Pada sisi lain, perbuatan/perilaku merupakan buah dari pemahaman (mafâhîm).  Karena itu, mafâhîm itu merupakan pengarah bagi perilaku/perbuatan.  Hukum asalnya, mafâhîm itulah yang melahirkan sesuatu perbuatan yang dilakukan seseorang atau kelompok orang. Misalnya, pemahaman seseorang terhadap orang lain yang dicintai, dihormati, dan diyakini merupakan utusan Allah Swt. yang memberikan jalan keselamatan akan membentuk perilaku orang tersebut mengikuti dan tunduk kepada orang yang menjadi Rasul tersebut.  Berbeda halnya jika orang lain memahami bahwa Rasul itu merupakan pemecah-belah kaumnya, merobohkan sendi-sendi keyakinannya, dan pembawa agama baru; maka sikap orang tersebut akan memusuhi Rasul tersebut. 
Berdasarkan hal tersebut, jelaslah bahwa fakta kandungan ayat tersebut adalah sesungguhnya Allah Swt. tidak akan mengubah apapun yang ada didalam diri seseorang atau suatu masyarakat hingga mereka mengubah apa yang semestinya diubah, yaitu mafâhîm-nya. 
Sebagai contoh, sistem yang kini kita huni adalah sistem bukan Islam, merupakan dâr kufr.  Sebab, hukum-hukum qath‘î tsubût dan qath‘î dilâlah seperti hukum tentang zina, riba, shalat, zakat, shaum, dan jihad tidak diterapkan oleh negara; kalaupun diterapkan sebatas individual, bukan sistemik.  Ketika kaum Muslim melalui partai hendak mengubah sistem ini menjadi sistem Islam maka partai tersebut harus mempelajari apa-apa yang meniscayakan terjadinya perubahan sistem dan perubahan masyarakat tersebut.  Ia harus mempelajari realitas sistem, fakta masyarakat, dan unsusr-unsur pembentuk masyarakat yang menentukan corak dari masyarakat tersebut.  Kelak diketahui bahwa penentu perubahan masyarakat tersebut adalah pemikiran, perasaan dan sistem aturan sebab itulah komponen-komponen pembentuk masyarakat.

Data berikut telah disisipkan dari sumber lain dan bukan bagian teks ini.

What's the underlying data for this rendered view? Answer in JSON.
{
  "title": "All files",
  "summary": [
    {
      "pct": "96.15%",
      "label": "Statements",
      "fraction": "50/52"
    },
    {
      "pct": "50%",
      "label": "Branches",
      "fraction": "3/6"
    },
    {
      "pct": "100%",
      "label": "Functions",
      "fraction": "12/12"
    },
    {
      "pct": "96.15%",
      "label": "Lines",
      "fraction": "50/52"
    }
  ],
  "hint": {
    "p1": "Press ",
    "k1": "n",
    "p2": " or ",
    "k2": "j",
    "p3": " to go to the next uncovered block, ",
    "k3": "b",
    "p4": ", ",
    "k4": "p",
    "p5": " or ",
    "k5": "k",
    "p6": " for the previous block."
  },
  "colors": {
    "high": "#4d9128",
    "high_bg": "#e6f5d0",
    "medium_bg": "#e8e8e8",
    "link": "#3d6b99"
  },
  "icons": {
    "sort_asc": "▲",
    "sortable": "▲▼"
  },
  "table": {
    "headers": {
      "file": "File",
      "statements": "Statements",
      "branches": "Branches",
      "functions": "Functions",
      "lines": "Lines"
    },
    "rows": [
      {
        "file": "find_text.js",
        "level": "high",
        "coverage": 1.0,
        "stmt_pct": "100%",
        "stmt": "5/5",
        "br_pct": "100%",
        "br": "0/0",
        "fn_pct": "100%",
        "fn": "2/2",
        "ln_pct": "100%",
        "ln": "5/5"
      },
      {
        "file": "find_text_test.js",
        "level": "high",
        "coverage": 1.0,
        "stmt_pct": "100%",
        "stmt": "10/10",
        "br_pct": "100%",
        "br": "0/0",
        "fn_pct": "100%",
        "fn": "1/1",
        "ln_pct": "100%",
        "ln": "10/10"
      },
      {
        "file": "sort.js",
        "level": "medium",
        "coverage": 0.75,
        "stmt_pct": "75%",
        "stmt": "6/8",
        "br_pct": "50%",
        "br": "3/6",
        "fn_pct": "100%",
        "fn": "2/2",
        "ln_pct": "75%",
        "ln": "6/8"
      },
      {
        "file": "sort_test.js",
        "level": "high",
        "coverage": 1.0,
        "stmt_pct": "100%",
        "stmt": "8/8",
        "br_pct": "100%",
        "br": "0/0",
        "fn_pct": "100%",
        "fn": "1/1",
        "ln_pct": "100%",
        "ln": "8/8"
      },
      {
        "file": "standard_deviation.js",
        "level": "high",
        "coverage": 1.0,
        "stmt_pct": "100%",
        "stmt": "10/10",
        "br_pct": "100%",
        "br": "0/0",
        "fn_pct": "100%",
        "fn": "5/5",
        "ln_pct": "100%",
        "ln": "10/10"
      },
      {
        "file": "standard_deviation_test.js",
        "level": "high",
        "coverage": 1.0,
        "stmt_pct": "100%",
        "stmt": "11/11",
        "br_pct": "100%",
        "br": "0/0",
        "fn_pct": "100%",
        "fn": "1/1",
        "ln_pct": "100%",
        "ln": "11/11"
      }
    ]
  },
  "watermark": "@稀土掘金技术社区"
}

Berdasarkan hal ini, untuk mengubah masyarakat haruslah dilakukan perubahan pemahaman yang berkaitan dengan pemikiran, perasaan, dan sistem aturan  yang sekarang ada menjadi pemikiran, perasaan, dan sistem aturan yang lahir dari mafâhîm Islam. Jika pemahaman Islam tentang ketiga hal tersebut telah dipahami realitasnya, diyakini, dan diterapkan di dalam individu dan masyarakat maka masyarakat kapitalis-sekular yang kini ada akan berubah menjadi masyarakat Islam dengan sistem yang diterapkan sistem Islam.

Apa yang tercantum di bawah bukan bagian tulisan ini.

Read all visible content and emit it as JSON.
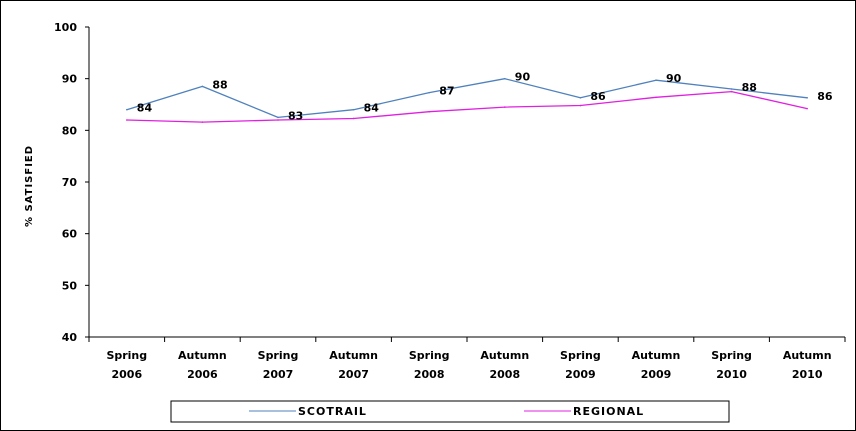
{
  "chart_data": {
    "type": "line",
    "title": "",
    "xlabel": "",
    "ylabel": "% SATISFIED",
    "ylim": [
      40,
      100
    ],
    "yticks": [
      40,
      50,
      60,
      70,
      80,
      90,
      100
    ],
    "categories": [
      [
        "Spring",
        "2006"
      ],
      [
        "Autumn",
        "2006"
      ],
      [
        "Spring",
        "2007"
      ],
      [
        "Autumn",
        "2007"
      ],
      [
        "Spring",
        "2008"
      ],
      [
        "Autumn",
        "2008"
      ],
      [
        "Spring",
        "2009"
      ],
      [
        "Autumn",
        "2009"
      ],
      [
        "Spring",
        "2010"
      ],
      [
        "Autumn",
        "2010"
      ]
    ],
    "series": [
      {
        "name": "SCOTRAIL",
        "color": "#4f81bd",
        "values": [
          84,
          88.5,
          82.5,
          84,
          87.3,
          90,
          86.3,
          89.7,
          88,
          86.3
        ],
        "labels": [
          "84",
          "88",
          "83",
          "84",
          "87",
          "90",
          "86",
          "90",
          "88",
          "86"
        ]
      },
      {
        "name": "REGIONAL",
        "color": "#e020e0",
        "values": [
          82,
          81.6,
          82,
          82.3,
          83.6,
          84.5,
          84.8,
          86.4,
          87.5,
          84.2
        ]
      }
    ],
    "grid": false,
    "legend_position": "bottom"
  }
}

Demikianlah, perubahan dari suatu kondisi ke kondisi lain, baik perubahan tersebut bersifat individual atau kolektif masyarakat, memerlukan perubahan mafâhîm tentang perkara yang akan diubah tersebut. Perubahan mafâhîm demikian akan diikuti dengan perubahan perilaku.  Saat perubahan mafâhîm itu terjadi maka terjadi pula perubahan yang sesuai dengan mafâhîm yang baru.
      

Daftar Rujukan
1   Imam Jalalain, Tafsîr Jalâlayn, hlm. 202. Kairo, Dar al-Hadits, t.t.
2   Imam Ibnu Katsir, Tafsir Ibn Katsir (2/614). Beirut: Dar al-Fikr, 1401 H.
3   Imam Al-Gazhali, Tafsir Jawâhir al-Qurân (1/101). Beirut: Dar Ihya’ al-Ulum, 1985.
4   Az-Zarqani, Manâhil al-‘Irfân (2/281), Beirut: Dar al-Fikr, 1996.
5   Imam al-Baidhawi, Tafsîr al-Baydhawi (3/321). Beirut: Dar al-Fikr, 1996.   
6   Imam Az-Zarkasyi, Al-Burhân fî ‘Ulûm al-Qurân (2/380). Beirut: Dar al-Ma‘rifah, 1391 H.
7   Imam ath-Thabari, Tafsîr ath-Thabari, (13/114). Beirut: Dar al-Fikr, 1405 H.
8   Imam as-Suyuthi, Ad-Durr al-Mantsûr (4/81). Beirut: Dar al-Fikr, 1994.
9   Imam ats-Tsa‘labi, Tafsîr ats-Tsa‘âlabi, 2/104. Beirut: Mu’asasah al-A‘lami li al-Mathbu‘ah, t.t.